According to JTA, the Antiquities Authority, along with the help of the University of Hartford, geophysicists from global advisory firm Advisian, the Vilna Gaon State Jewish Museum, and PBS, discovered a tunnel used by Lithuanian Jews to escape the Ponar forest massacre, when 100,000 people—70,000 of whom were Jews—were shot and thrown into pits over a period of four years.

As the Red Army approached in 1943, remaining Nazi units forced prisoners from the Stutthoff concentration camp to begin digging up the corpses and burn them, in order to erase evidence of the atrocities. Knowing that they would be killed after completing their gruesome task, the prisoners began to devise a plan to escape.

At night the prisoners, whose legs were shackled, were held in a deep pit previously used for the execution of Vilnius Jews. During the day they worked to hide the mass graves and burn the corpses.

Some of the workers decided to escape by digging a tunnel from the pit that was their prison. For three months they dug using only spoons and their hands.

On the night of  April, 15, 1944, the prisoners cut their leg shackles with a nail file, and 40 of them crawled through the narrow tunnel. They were quickly discovered by the guards and many were shot. Some 15 managed to cut the fence of the camp and escape into the forest. Eleven reached the partisan forces and survived the war.

The existence of the tunnel has been known to researchers for years, but years of searching had proved fruitless. With its discovery, PBS’s series Nova is creating a documentary that’s slated to air in 2017. A preview can be watched here.

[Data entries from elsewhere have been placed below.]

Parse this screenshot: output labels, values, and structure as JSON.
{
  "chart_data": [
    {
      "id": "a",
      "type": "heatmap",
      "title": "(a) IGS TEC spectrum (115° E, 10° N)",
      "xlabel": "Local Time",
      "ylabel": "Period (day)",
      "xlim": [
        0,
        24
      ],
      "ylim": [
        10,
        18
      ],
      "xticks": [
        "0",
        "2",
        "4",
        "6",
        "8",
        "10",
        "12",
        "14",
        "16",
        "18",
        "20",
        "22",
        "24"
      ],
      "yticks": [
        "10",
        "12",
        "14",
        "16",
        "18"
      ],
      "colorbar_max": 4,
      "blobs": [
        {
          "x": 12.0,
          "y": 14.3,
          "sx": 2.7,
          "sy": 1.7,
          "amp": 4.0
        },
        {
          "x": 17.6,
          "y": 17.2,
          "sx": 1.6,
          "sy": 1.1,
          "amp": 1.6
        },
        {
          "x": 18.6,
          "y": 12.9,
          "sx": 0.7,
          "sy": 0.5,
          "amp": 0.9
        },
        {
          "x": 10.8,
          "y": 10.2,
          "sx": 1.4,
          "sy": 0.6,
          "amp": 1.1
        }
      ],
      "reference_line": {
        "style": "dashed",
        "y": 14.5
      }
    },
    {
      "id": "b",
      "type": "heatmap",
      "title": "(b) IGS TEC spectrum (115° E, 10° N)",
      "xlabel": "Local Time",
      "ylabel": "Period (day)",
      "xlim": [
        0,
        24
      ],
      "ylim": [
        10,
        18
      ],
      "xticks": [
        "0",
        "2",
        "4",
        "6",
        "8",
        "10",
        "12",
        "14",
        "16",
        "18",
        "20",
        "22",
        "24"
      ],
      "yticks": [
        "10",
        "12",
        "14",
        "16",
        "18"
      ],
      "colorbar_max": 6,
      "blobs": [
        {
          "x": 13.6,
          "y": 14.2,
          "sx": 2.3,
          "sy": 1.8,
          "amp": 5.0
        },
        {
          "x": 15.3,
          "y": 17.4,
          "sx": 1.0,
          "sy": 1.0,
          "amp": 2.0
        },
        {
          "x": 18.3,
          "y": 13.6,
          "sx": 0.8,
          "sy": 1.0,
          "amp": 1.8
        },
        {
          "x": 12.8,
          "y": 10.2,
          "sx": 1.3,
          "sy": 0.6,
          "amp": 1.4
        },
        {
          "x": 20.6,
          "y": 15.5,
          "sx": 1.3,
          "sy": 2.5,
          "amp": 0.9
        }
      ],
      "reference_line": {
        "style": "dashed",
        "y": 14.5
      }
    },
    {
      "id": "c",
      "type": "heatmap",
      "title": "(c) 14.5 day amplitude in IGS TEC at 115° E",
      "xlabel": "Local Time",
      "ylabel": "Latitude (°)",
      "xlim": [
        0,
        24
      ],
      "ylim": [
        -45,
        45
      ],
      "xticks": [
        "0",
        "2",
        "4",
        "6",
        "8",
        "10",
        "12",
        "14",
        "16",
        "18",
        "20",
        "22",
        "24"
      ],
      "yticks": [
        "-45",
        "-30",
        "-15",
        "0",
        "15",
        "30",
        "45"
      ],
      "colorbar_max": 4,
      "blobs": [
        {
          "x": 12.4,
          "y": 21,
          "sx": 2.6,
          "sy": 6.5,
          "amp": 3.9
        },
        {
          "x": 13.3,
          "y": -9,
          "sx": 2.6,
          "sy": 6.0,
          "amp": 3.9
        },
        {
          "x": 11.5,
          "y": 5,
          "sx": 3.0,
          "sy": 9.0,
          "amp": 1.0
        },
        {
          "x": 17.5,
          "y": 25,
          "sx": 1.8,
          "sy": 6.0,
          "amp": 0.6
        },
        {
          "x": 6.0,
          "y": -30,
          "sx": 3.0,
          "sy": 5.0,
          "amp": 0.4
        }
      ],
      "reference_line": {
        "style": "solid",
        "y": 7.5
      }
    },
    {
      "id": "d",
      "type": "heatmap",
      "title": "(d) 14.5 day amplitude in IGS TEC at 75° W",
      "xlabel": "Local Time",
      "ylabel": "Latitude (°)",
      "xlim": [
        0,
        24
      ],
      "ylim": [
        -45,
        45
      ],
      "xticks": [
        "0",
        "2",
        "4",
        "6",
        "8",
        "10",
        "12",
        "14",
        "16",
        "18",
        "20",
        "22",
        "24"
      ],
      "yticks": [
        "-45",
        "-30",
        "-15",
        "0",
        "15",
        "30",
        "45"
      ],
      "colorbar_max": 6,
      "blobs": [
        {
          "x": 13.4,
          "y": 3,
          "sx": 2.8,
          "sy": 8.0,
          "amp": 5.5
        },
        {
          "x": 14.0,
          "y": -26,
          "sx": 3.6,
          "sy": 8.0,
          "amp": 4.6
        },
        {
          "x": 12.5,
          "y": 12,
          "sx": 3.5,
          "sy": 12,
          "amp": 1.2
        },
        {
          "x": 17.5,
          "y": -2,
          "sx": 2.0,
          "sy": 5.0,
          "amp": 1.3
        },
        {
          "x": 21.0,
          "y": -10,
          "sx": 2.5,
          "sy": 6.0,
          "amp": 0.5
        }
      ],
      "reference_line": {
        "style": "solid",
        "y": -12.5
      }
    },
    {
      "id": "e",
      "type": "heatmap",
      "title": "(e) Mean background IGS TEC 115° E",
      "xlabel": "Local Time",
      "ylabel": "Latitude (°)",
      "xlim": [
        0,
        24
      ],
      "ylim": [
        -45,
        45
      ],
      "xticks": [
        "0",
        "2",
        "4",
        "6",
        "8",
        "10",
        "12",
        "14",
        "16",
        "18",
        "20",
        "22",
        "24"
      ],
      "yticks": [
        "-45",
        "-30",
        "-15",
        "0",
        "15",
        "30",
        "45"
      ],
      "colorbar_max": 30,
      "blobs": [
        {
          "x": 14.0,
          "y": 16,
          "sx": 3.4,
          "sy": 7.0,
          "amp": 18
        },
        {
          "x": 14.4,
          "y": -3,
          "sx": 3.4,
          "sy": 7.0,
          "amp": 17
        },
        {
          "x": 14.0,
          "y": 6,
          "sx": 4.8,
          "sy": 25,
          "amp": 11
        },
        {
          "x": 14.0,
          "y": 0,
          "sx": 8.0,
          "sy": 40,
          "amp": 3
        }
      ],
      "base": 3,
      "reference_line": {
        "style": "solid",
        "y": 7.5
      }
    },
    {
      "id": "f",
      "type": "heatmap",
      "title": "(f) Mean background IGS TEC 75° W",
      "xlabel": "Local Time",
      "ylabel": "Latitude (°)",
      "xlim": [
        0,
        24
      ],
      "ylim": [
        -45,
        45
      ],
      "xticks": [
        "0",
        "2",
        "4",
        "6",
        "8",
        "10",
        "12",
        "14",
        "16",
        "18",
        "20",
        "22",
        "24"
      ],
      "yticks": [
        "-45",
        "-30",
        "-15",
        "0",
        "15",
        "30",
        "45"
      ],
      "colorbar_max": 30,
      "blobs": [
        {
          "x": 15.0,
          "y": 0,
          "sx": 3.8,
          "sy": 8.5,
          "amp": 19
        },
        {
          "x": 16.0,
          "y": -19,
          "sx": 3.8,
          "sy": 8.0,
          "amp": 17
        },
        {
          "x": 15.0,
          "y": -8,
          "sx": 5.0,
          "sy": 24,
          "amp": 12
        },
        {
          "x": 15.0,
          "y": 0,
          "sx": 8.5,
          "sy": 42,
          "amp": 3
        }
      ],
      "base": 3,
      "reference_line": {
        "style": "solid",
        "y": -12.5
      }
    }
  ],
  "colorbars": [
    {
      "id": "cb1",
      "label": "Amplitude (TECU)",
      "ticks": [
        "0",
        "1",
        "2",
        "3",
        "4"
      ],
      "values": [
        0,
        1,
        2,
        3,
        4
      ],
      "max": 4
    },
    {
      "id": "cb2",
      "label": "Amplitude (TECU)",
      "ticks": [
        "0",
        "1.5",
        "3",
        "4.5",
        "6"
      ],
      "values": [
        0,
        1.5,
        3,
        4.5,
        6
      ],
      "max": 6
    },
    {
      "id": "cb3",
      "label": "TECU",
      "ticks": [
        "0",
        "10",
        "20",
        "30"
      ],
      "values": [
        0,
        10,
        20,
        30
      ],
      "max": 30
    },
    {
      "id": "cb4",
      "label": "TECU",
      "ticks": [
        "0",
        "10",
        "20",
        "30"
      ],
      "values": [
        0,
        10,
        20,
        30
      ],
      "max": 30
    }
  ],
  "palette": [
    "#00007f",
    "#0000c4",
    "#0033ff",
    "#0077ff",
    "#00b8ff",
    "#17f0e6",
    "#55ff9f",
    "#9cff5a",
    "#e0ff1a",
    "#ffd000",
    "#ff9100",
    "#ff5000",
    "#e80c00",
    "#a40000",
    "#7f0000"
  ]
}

Dr. Jon Seligman of the Israel Antiquities Authority, who’s leading the archaeological dig with University of Hartford Professor of Jewish History Richard Freund, said:  “As an Israeli whose family originated in Lithuania, I was reduced to tears on the discovery of the escape tunnel at Ponar. This discovery is a heartwarming witness to the victory of hope over desperation. The exposure of the tunnel enables us to present, not only the horrors of the Holocaust, but also the yearning for life.”